The Schrammsteine are a jagged ridge of peaks in das Elbsandsteingebirge (Elbe Sandstone Mountains) of the Sächsisch-Böhmische Schweiz (Saxon-Bohemian Switzerland). We set out one misty Autumn morning from the town of Bad Schandau to climb up to their peaks and get a top-of-the-world view of this area in South-East Germany close up to the Czech border.
Bad Schandau is a quaint town with a long history of tourism catering for visitors to its healing spa resorts or as a base for a bit of hiking in the rugged landscape around. I felt it reminded me of Keswick in the English Lake District, except Bad Schandau doesn't have a pencil museum. Thankfully. It does have shops that sell hiking gear though, so we got some new thermal socks, hooray!
We gained some height from Bad Schandau by taking a rather unique elevator, built in 1905 and part of the fantasy that is the film The Grand Budapest Hotel (see my blog about the elevator here). From the spa village of Ostrau at the top of the elevator we headed NE towards the Schrammsteine ridge in the misty distance.
As you get into the Elbsandsteingebirge the way up (and up, and up) is through dense forets, following a steep trail of steps.
The walls of stone start closing in on you, and the way is between dark clefts in the rock, carved out by streams flowing off of the rocky plateaus above. It all starts feeling a bit like you are heading towards the Misty Mountains of Middle-Earth, and you should be worrying about orc attacks!
Occasionally we get glimpses through the trees of the peaks we are heading for, and as we get closer they seem to get bigger and bigger.
After more and more climbing through the forest we begin to get to the feet of the peaks:
And we begin to see the strange stacks of sandstone peculiar to these highlands, that point like fingers up to the sky:
Soon the earthen steps are replaced with actual ladders ...
... and the cliffs are now high and sheer but still colonised by trees.

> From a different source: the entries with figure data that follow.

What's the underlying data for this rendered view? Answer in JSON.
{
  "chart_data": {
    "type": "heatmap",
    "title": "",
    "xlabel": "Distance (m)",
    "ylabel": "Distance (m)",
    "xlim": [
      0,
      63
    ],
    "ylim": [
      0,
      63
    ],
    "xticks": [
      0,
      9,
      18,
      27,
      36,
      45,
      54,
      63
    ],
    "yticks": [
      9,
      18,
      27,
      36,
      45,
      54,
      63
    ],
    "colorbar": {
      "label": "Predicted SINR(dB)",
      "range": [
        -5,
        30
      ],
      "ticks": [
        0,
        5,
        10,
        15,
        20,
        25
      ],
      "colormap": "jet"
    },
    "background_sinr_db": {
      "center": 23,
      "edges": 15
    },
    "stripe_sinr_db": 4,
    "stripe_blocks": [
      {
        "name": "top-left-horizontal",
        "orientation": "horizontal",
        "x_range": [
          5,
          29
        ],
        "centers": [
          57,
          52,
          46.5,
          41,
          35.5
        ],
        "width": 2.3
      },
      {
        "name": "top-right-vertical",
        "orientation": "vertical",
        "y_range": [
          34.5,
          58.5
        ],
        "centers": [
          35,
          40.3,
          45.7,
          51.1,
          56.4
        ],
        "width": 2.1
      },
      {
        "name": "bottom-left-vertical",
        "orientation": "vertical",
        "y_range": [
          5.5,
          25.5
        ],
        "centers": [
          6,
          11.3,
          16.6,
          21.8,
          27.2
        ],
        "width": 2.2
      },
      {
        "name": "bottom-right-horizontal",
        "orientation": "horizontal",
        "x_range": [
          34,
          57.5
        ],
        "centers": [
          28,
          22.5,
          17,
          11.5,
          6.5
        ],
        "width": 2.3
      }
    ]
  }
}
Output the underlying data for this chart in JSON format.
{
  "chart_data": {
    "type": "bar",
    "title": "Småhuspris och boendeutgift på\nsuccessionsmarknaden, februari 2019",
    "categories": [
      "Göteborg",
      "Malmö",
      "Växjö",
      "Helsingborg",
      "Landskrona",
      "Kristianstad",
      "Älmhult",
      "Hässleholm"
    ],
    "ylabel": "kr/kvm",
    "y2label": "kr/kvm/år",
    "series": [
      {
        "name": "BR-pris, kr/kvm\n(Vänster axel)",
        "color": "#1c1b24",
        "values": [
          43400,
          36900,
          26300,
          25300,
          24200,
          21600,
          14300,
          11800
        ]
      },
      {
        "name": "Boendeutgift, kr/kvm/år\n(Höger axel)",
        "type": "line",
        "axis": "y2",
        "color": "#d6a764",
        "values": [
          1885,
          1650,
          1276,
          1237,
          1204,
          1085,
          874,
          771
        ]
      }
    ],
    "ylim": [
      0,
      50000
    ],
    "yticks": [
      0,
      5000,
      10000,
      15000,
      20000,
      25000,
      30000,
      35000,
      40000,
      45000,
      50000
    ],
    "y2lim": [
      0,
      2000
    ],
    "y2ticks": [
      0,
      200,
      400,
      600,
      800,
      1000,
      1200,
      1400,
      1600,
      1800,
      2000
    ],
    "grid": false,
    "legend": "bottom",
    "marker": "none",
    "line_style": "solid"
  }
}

Eventually we reached the top, and the views from up there were worth the climb. Oh yes! Even worth the feeling I was about to have a heart-attack, or fall off through vertigo!
Once we had gained the first peak, it was merely a matter of following the ridge eastwards. Not that the climbing was done with, as remember these peaks are like fingers and it is all up and down, though aided by metal stairs and ladders, and even hand-rails (so German! You don't get this in the Cuillin mountains, that's for sure!).
It is all worth it for the views, like here over to the Czech Republic:
Eventually we had to start descending again, and like the way up, it was through a long, long path down through the woods. Some guys chose to take the quicker way down:
Back at the Elbe, we found ourselves in the small village of Schmilka, which is right on the Czech border. You can still see the old border control barriers and buildings on the road South-East.
We got a ferry across the Elbe to Schmilka Bahnhof, then grabbed the next train back to Dresden where our apartment was for the weekend.
A wonderful day tramping around the Sächsische Schweiz and along the Schrammsteine! (and I always want to say after Schrammsteine 'die Sonne scheint' - Herzeleid fans reading this will know why!)